The IRDAI Information and Cybersecurity Guidelines, 2023 already push board-level accountability for security at regulated entities, including intermediaries. Agent governance is the logical next chapter, and brokers who can show a controlled deployment will be in a far stronger position than those who cannot.
Pricing, placement and wordings: where governance shows up commercially
Governance is not only a compliance cost. It moves money, and brokers who understand where will buy and sell better.
On placement and pricing, an agent that drafts quotes and endorsements at scale changes the error profile of your book. Underwriters care about that. A broker who can evidence tool-permissioning, human checkpoints on binding and a clean audit trail presents a lower operational-risk counterparty than one running an opaque automation. Expect that to matter in underwriting conversations about your facilities and binding authorities, and to feed into how your own PI is rated.
On wordings, the policy wording is the asset most exposed to automated drafting. An agent that issues an endorsement is editing the contract. If it pulls a near-but-wrong clause, narrows a definition, or applies a wording from the wrong insurer template, the client is under-covered and does not know it. This is why endorsement and binding tools deserve the tightest scope and the firmest human gate. The cost of a wrong wording surfaces only at claim, when it is a coverage dispute rather than a typo.
On vendor selection, a practical filter:
- Prefer platforms where write-actions are off by default and switched on per use case with documented authority.
- Insist that the audit export format is open and yours to keep, surviving any exit from the vendor.
- Check that the agent cannot see client data outside the tenant it is serving, and that data handling matches your own cyber insurance and the IRDAI Information and Cybersecurity Guidelines, 2023 expectations.
For brokers serving IT services clients, who are often the earliest adopters and the most demanding on data control, being able to speak fluently about MCP tool governance is fast becoming part of the pitch, not a footnote.
A practical diligence checklist before you sign
Pull the threads together into something you can take into a vendor meeting tomorrow. Score each item; a platform that fails the first four is not ready for write-actions on your book regardless of how good the demo felt.
- Least-privilege tool map exists and is per-role. You have seen, in writing, exactly which tools each agent can call. Write-actions are justified individually.
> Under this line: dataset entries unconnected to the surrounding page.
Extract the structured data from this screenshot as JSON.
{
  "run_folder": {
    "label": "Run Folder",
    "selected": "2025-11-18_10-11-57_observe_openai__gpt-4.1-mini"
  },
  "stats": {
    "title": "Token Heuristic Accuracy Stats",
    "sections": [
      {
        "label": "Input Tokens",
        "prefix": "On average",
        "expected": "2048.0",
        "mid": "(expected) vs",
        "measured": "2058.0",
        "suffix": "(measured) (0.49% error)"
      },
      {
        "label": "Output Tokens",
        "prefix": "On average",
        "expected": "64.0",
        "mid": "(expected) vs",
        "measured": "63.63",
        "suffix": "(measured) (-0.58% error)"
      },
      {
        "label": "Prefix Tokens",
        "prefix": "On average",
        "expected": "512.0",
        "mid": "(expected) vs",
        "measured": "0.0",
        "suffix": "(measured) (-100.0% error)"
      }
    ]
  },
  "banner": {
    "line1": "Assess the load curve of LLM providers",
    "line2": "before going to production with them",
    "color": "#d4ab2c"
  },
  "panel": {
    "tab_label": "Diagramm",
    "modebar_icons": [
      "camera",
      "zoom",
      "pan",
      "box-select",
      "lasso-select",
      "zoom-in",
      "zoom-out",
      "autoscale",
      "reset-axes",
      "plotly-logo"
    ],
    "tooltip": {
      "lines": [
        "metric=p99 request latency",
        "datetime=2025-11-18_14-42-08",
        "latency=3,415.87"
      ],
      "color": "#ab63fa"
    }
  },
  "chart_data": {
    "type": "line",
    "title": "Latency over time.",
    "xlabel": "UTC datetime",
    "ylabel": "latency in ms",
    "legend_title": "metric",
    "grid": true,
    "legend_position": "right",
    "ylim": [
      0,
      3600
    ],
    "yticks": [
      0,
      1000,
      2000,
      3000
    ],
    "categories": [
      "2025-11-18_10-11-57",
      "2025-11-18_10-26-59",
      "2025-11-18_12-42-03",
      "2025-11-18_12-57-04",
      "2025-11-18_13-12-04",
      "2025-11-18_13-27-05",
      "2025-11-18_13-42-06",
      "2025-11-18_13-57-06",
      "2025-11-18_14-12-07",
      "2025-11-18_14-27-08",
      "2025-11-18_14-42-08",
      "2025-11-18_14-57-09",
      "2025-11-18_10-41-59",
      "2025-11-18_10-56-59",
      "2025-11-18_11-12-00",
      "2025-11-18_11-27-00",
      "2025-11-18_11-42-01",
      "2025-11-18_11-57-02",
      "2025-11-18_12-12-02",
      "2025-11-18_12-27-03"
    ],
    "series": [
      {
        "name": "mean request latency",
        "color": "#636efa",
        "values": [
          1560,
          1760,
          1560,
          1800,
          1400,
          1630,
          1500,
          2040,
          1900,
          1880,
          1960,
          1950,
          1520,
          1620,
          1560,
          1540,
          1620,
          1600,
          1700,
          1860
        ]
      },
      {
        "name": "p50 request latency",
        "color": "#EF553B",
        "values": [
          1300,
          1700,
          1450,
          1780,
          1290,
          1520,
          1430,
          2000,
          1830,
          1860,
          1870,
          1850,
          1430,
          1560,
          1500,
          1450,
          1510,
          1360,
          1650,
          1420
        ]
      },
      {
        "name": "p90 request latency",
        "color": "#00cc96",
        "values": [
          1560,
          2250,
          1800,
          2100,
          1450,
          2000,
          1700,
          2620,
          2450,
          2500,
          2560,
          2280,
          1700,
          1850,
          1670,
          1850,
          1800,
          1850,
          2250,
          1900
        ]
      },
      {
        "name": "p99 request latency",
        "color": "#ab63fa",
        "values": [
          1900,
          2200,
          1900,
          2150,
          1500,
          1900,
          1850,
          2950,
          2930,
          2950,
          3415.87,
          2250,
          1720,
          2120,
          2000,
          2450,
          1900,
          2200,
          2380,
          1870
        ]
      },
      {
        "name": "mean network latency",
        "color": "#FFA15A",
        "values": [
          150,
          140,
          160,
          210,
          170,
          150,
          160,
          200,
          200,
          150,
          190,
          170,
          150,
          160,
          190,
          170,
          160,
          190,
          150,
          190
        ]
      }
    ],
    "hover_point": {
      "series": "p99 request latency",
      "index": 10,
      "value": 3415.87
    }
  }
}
- Human gates are enforced server-side on bind, endorse, cancel and pay. Demonstrated live, not described.
- Out-of-bounds calls are rejected and logged. You watched the agent try and fail to exceed its authority.
- Audit trail is immutable, complete and exportable in a form fit for an Ombudsman or IRDAI examiner, retained for the full limitation period.
- Permissions are configurable without redeployment, so authority can be tightened the day an appointment changes.
- Token scoping and instant revocation are demonstrated, with a clear answer on how a rogue agent is cut off.
- Tenant isolation of data is verified, with no cross-client visibility.
- Contractual liability allocation is negotiated, covering vendor fault in the tool layer, cooperation during disputes, and audit access on exit.
The meta-point for Indian brokers in 2026 is simple. MCP is genuinely useful. It lets agents compose real work across thousands of insurance APIs without months of integration, and that productivity is real. But the protocol moves the entire risk story into the tool-permissioning layer, and that layer is exactly where most marketing is silent. The brokers who win, and who stay out of the Ombudsman's queue, will be the ones who treat agent governance as a placement-grade diligence exercise, ask the questions above, and refuse write-access to any agent whose leash they cannot see, test and revoke.